Personal information
- Born: 21 April 1940 (age 85) Pineda de Mar, Spain
- Listed height: 5 ft 10 in (1.78 m)
- Listed weight: 146 lb (66 kg)

Career information
- Playing career: 1955–1974
- Position: Point guard
- Coaching career: 1974–1992

Career history

Playing
- 1955–1957: Pineda de Mar
- 1957–1960: FC Barcelona
- 1960–1964: Aismalíbar Montcada
- 1964–1974: Joventut Badalona

Coaching
- 1974–1975: Joventut Badalona
- 1975–1980: FC Barcelona (Juniors)
- 1980–1981: L'Hospitalet
- 1992: Catalonia

Career highlights
- As player: 5× FIBA European Selection (1968–1971, 1973); 2× Spanish League champion (1959, 1968); 2× Spanish Cup winner (1959, 1969); 50 Greatest FIBA Players (1991);

= Francisco Buscató =

Spanish basketball player

Francesc "Nino" Buscató Durlán (born 21 April 1940), commonly known as either Nino Buscató or Francisco Buscató, is a Spanish former professional basketball player and basketball coach.

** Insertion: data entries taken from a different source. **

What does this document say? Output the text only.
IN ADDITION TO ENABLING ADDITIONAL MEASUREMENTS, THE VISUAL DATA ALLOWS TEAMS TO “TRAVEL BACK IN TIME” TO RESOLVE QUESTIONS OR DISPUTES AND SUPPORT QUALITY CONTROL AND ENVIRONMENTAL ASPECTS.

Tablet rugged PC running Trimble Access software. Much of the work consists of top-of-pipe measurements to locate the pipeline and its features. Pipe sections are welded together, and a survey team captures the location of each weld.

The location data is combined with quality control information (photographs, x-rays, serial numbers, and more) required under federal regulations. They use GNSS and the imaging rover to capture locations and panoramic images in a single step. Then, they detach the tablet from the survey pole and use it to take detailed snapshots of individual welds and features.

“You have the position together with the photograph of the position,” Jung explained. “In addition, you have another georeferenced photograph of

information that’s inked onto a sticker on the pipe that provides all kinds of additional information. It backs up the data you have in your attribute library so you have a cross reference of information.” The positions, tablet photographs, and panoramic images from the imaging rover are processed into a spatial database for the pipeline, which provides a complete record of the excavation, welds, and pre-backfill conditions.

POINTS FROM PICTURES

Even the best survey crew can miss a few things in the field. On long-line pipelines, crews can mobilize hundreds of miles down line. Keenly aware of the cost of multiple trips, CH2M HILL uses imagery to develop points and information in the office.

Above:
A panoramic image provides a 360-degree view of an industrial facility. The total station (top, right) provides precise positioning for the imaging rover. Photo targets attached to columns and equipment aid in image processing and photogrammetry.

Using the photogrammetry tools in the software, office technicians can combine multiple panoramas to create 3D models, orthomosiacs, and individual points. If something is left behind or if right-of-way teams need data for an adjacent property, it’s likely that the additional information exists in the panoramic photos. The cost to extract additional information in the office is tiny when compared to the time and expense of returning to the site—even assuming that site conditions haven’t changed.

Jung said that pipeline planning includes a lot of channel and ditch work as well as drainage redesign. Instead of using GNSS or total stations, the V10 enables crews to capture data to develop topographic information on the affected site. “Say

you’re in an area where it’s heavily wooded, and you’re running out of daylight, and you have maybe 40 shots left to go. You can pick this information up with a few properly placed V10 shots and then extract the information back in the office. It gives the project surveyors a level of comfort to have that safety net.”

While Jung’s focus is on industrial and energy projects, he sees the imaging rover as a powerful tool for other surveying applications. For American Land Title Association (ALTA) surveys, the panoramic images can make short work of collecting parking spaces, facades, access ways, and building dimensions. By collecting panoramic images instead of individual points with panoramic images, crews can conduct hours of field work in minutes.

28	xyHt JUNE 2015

At 5 feet 10 inches (1.78 m) tall, he played at the point guard position. He was named to the FIBA European Selection five times (1968, 1969, 1970, 1971, 1973), and he was also named one of FIBA's 50 Greatest Players in 1991. In 1970 he shared UNESCO International Fair Play Award with another Spaniard, soccer player Pedro Zaballa.

==Club career==
Buscató spent the major part of his club career playing with FC Barcelona and Joventut Badalona. He won two Spanish League championship titles (1959, 1968) and two Spanish Cups (1959, 1969).

==National team career==
Buscató represented at international competition the senior Spain national team (1959–1973). He won a EuroBasket silver medal at the EuroBasket 1973, and was named to the All-Tournament Team, averaging 11 points per game in the tournament. He also competed at three Olympic Games.